The facility failed to maintain a continuous Antibiotic Stewardship Program as required by its policy and CDC core elements, including monitoring antibiotic use, tracking resistance, and following McGeer’s criteria and diagnostic testing protocols before initiating antibiotics. The written policy required complete antibiotic orders with indication and stop dates and tracking of adherence to clinical documentation and culture practices. However, during a review with the DON and a corporate nurse, surveyors found that documentation for the Antibiotic Stewardship Program was missing for several months, and an internal audit had already identified inadequate documentation, indicating the program was not properly implemented and had the potential to affect all residents.
The facility failed to maintain an effective antibiotic stewardship program when the ICP, who was hired for infection control, reported spending most of their time working as a floor nurse due to staffing shortages and could not consistently perform stewardship duties. The ICP described intended practices such as using McGeer's criteria, audits, and an infection screening tool, but review of infection control records showed missing documentation of resident lab results, clinicians' rationale for antibiotic use, and criteria supporting prescribed antibiotics. The ICP stated the program was only compliant for one month when staffing was adequate, and that requests for additional help and training from corporate were denied. When surveyors requested the antibiotic stewardship policy, no additional information was provided.
A resident was sent to the hospital for vomiting and returned with antibiotic orders for a UTI, after which the facility documented a suspected healthcare-associated UTI and initiated two courses of antibiotics. The McGeer infection surveillance checklist for this resident was not completed, and a spreadsheet later indicated the resident did not meet McGeer criteria, yet antibiotics were continued based on the hospital diagnosis and a physician’s verbal preference, without documentation of that discussion. The Infection Control RN reported not reassessing residents after antibiotics were ordered and was unsure if physicians reassessed the need, despite facility policy requiring monitoring of response to antibiotics and review of outside antibiotic orders for appropriateness.
The facility failed to maintain an effective antibiotic stewardship program for two residents by not documenting required infection criteria or the appropriateness of prescribed antibiotics. For one resident with psychiatric diagnoses, cephalexin was ordered for a reported UTI and earlier infection signs, but the McGeer criteria form was blank, the record lacked documentation of the stated symptoms, and there was no evidence of review of hospital labs or culture reports. For another resident with serious mental illness, Augmentin was ordered multiple times for UTI, the infection report and McGeer worksheet lacked documented signs and symptoms, and progress notes described behavioral issues without infection complaints, while the MAR showed interrupted and then completed antibiotic courses. The ICP reported verbally reviewing antibiotics with physicians but acknowledged that these reviews were not documented, and no records of such reviews for these residents were produced.

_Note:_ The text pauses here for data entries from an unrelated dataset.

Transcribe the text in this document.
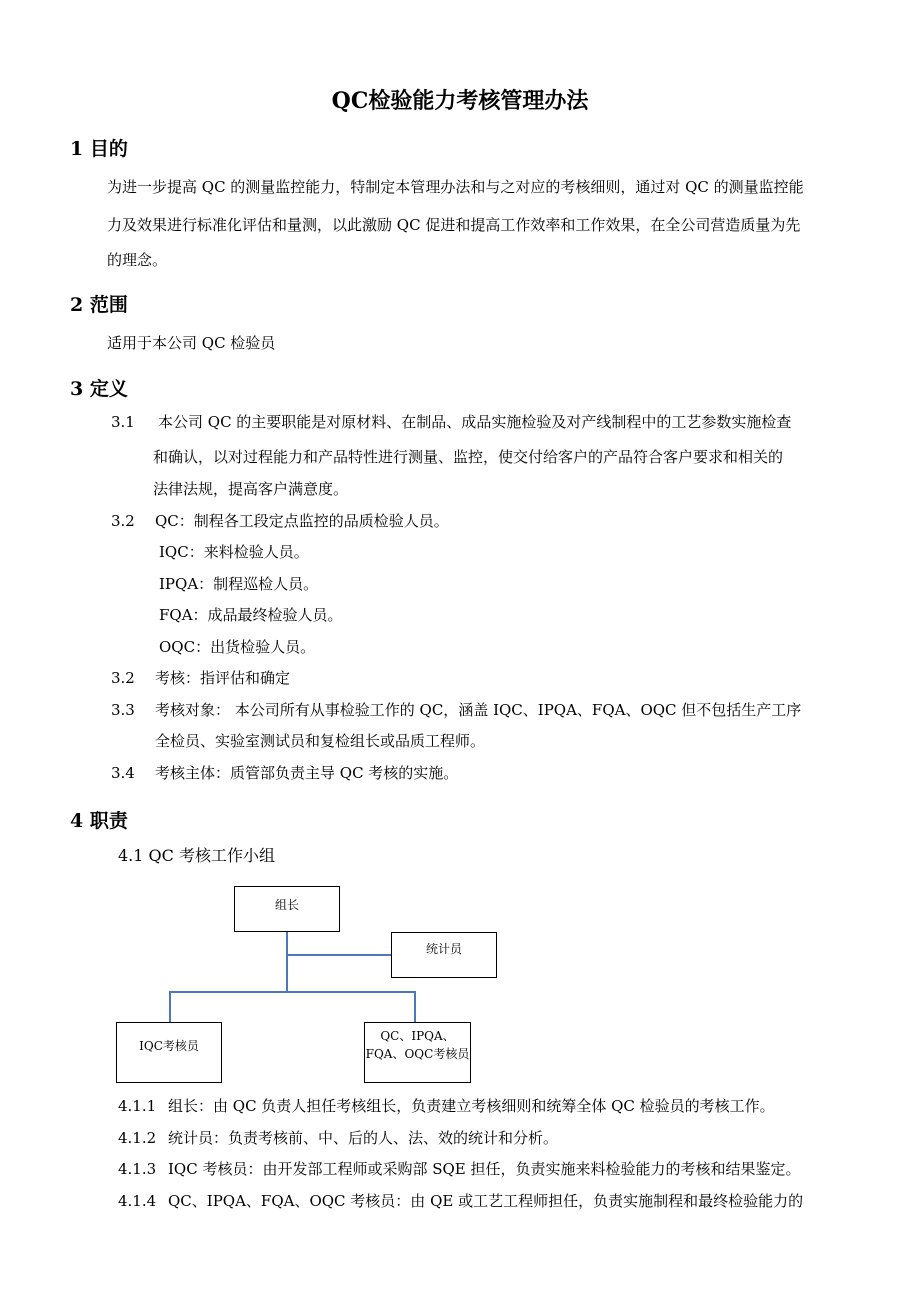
QC检验能力考核管理办法
1 目的
为进一步提高 QC 的测量监控能力，特制定本管理办法和与之对应的考核细则，通过对 QC 的测量监控能
力及效果进行标准化评估和量测，以此激励 QC 促进和提高工作效率和工作效果，在全公司营造质量为先
的理念。
2 范围
适用于本公司 QC 检验员
3 定义
3.1 本公司 QC 的主要职能是对原材料、在制品、成品实施检验及对产线制程中的工艺参数实施检查
和确认，以对过程能力和产品特性进行测量、监控，使交付给客户的产品符合客户要求和相关的
法律法规，提高客户满意度。
3.2 QC：制程各工段定点监控的品质检验人员。
IQC：来料检验人员。
IPQA：制程巡检人员。
FQA：成品最终检验人员。
OQC：出货检验人员。
3.2 考核：指评估和确定
3.3 考核对象： 本公司所有从事检验工作的 QC，涵盖 IQC、IPQA、FQA、OQC 但不包括生产工序
全检员、实验室测试员和复检组长或品质工程师。
3.4 考核主体：质管部负责主导 QC 考核的实施。
4 职责
4.1 QC 考核工作小组
组长
统计员
IQC考核员
QC、IPQA、
FQA、OQC考核员
4.1.1 组长：由 QC 负责人担任考核组长，负责建立考核细则和统筹全体 QC 检验员的考核工作。
4.1.2 统计员：负责考核前、中、后的人、法、效的统计和分析。
4.1.3 IQC 考核员：由开发部工程师或采购部 SQE 担任，负责实施来料检验能力的考核和结果鉴定。
4.1.4 QC、IPQA、FQA、OQC 考核员：由 QE 或工艺工程师担任，负责实施制程和最终检验能力的
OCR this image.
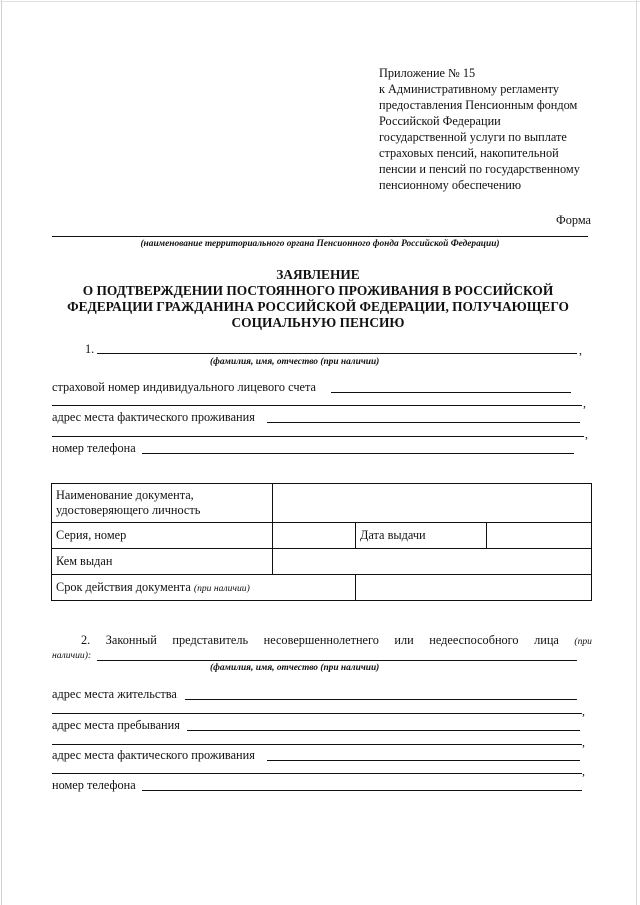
Приложение № 15
к Административному регламенту
предоставления Пенсионным фондом
Российской Федерации
государственной услуги по выплате
страховых пенсий, накопительной
пенсии и пенсий по государственному
пенсионному обеспечению
Форма
(наименование территориального органа Пенсионного фонда Российской Федерации)
ЗАЯВЛЕНИЕ
О ПОДТВЕРЖДЕНИИ ПОСТОЯННОГО ПРОЖИВАНИЯ В РОССИЙСКОЙ
ФЕДЕРАЦИИ ГРАЖДАНИНА РОССИЙСКОЙ ФЕДЕРАЦИИ, ПОЛУЧАЮЩЕГО
СОЦИАЛЬНУЮ ПЕНСИЮ
1.	,
(фамилия, имя, отчество (при наличии)
страховой номер индивидуального лицевого счета
,
адрес места фактического проживания
,
номер телефона
Наименование документа, удостоверяющего личность			
Серия, номер		Дата выдачи	
Кем выдан			
Срок действия документа (при наличии)			
2. Законный представитель несовершеннолетнего или недееспособного лица (при
наличии):
(фамилия, имя, отчество (при наличии)
адрес места жительства
,
адрес места пребывания
,
адрес места фактического проживания
,
номер телефона
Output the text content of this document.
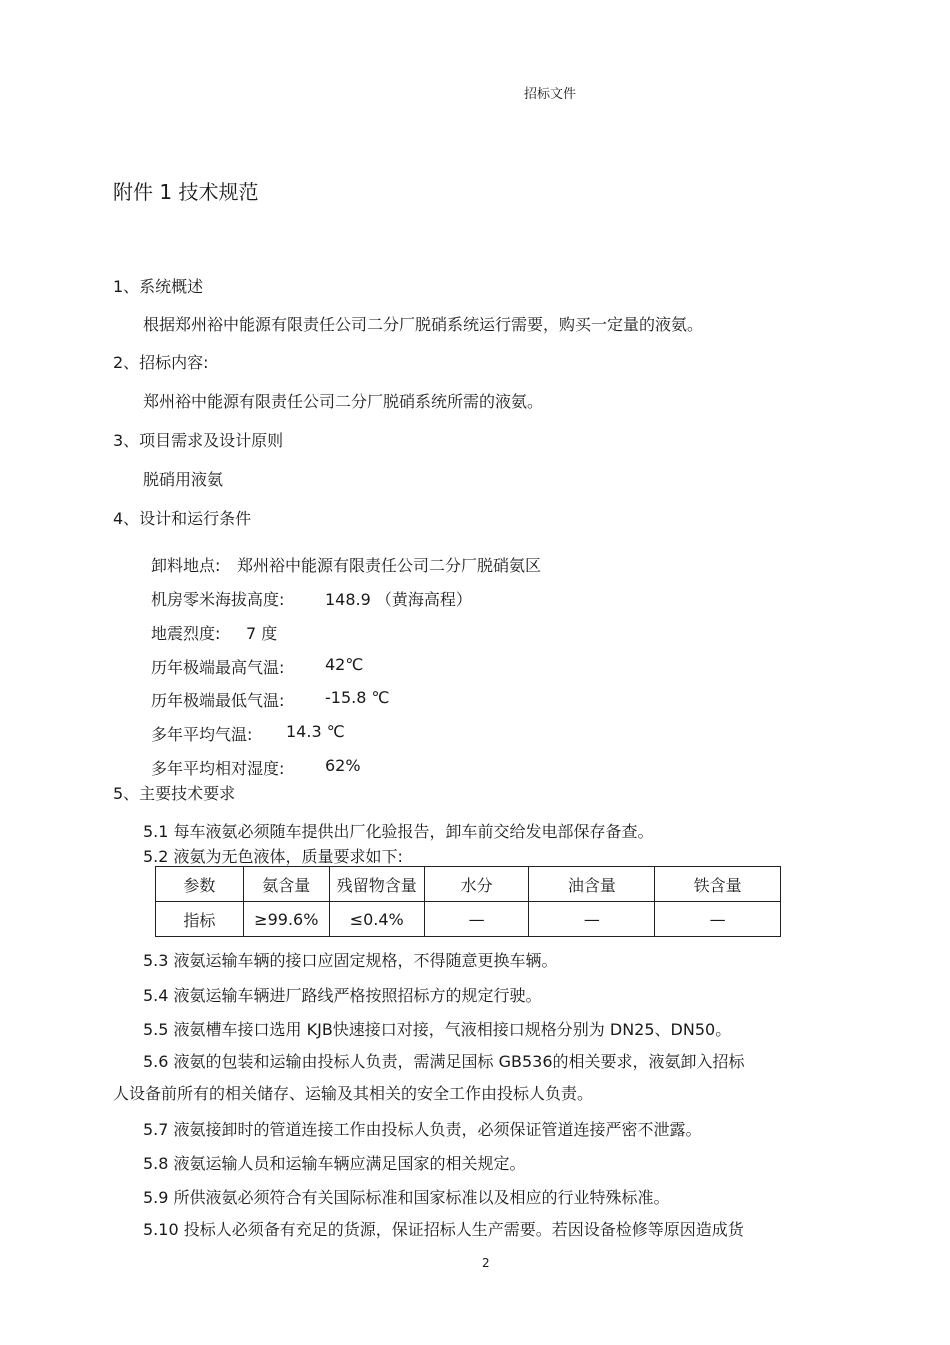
招标文件
附件 1 技术规范
1、系统概述
根据郑州裕中能源有限责任公司二分厂脱硝系统运行需要，购买一定量的液氨。
2、招标内容:
郑州裕中能源有限责任公司二分厂脱硝系统所需的液氨。
3、项目需求及设计原则
脱硝用液氨
4、设计和运行条件
卸料地点: 郑州裕中能源有限责任公司二分厂脱硝氨区
机房零米海拔高度:	148.9 （黄海高程）
地震烈度: 7 度
历年极端最高气温:	42℃
历年极端最低气温:	-15.8 ℃
多年平均气温: 14.3 ℃
多年平均相对湿度:	62%
5、主要技术要求
5.1 每车液氨必须随车提供出厂化验报告，卸车前交给发电部保存备查。
5.2 液氨为无色液体，质量要求如下:
参数	氨含量	残留物含量	水分	油含量	铁含量
指标	≥99.6%	≤0.4%	—	—	—
5.3 液氨运输车辆的接口应固定规格，不得随意更换车辆。
5.4 液氨运输车辆进厂路线严格按照招标方的规定行驶。
5.5 液氨槽车接口选用 KJB快速接口对接，气液相接口规格分别为 DN25、DN50。
5.6 液氨的包装和运输由投标人负责，需满足国标 GB536的相关要求，液氨卸入招标
人设备前所有的相关储存、运输及其相关的安全工作由投标人负责。
5.7 液氨接卸时的管道连接工作由投标人负责，必须保证管道连接严密不泄露。
5.8 液氨运输人员和运输车辆应满足国家的相关规定。
5.9 所供液氨必须符合有关国际标准和国家标准以及相应的行业特殊标准。
5.10 投标人必须备有充足的货源，保证招标人生产需要。若因设备检修等原因造成货
2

The facility did not have an effective system to monitor antibiotic use, as several residents were prescribed antibiotics without proper documentation of clinical indications, review of appropriateness, or consultation with a physician. Infection control logs and medical records lacked evidence of symptom documentation, urinalysis, or culture results, and staff interviews confirmed that antibiotic appropriateness was not consistently reviewed.
The facility did not follow its antibiotic stewardship policy, as multiple residents received antibiotics without consistent use of McGeer's Criteria or other accredited standards. The DON, acting as Infection Control Preventionist, acknowledged that antibiotics were sometimes prescribed based on clinical judgment rather than established protocols, and lacked the required training certificate. Documentation showed that antibiotic use was not accurately tracked or reviewed as required by facility policy.
A resident with a urinary tract infection and a supra-pubic catheter received a prescribed course of Macrobid, but their antibiotic use was not recorded on the facility's antibiotic surveillance log. This omission led to inaccurate infection rate calculations for several months, despite facility policy requiring all infections to be tracked and an antibiotic stewardship program to be in place.
A facility failed to implement an effective antibiotic stewardship program, lacking written protocols, proper documentation, and a monitoring system. A resident with a urinary catheter developed a UTI, and antibiotics were started without documented justification, physician notification, or consideration of lab results and renal function. The medical provider did not document in the EMR, and no care plan for the UTI or antibiotic therapy was present.
The facility did not properly implement or document its Antibiotic Stewardship Program, as shown by incomplete infection surveillance records, missing laboratory data, and lack of documentation for antibiotic use in four residents. Several residents received antibiotics without clear evidence of infection, appropriate assessments, or monitoring, and staff were unable to explain or justify antibiotic choices due to missing or incomplete records.
The facility did not consistently follow established protocols for antibiotic use, as antibiotics were prescribed for UTIs without documented signs or symptoms and without lab confirmation. The Infection Control Preventionist confirmed that antibiotics were sometimes ordered based only on urinalysis, without culture and sensitivity testing, and could not explain how appropriate antibiotic selection was ensured in these cases.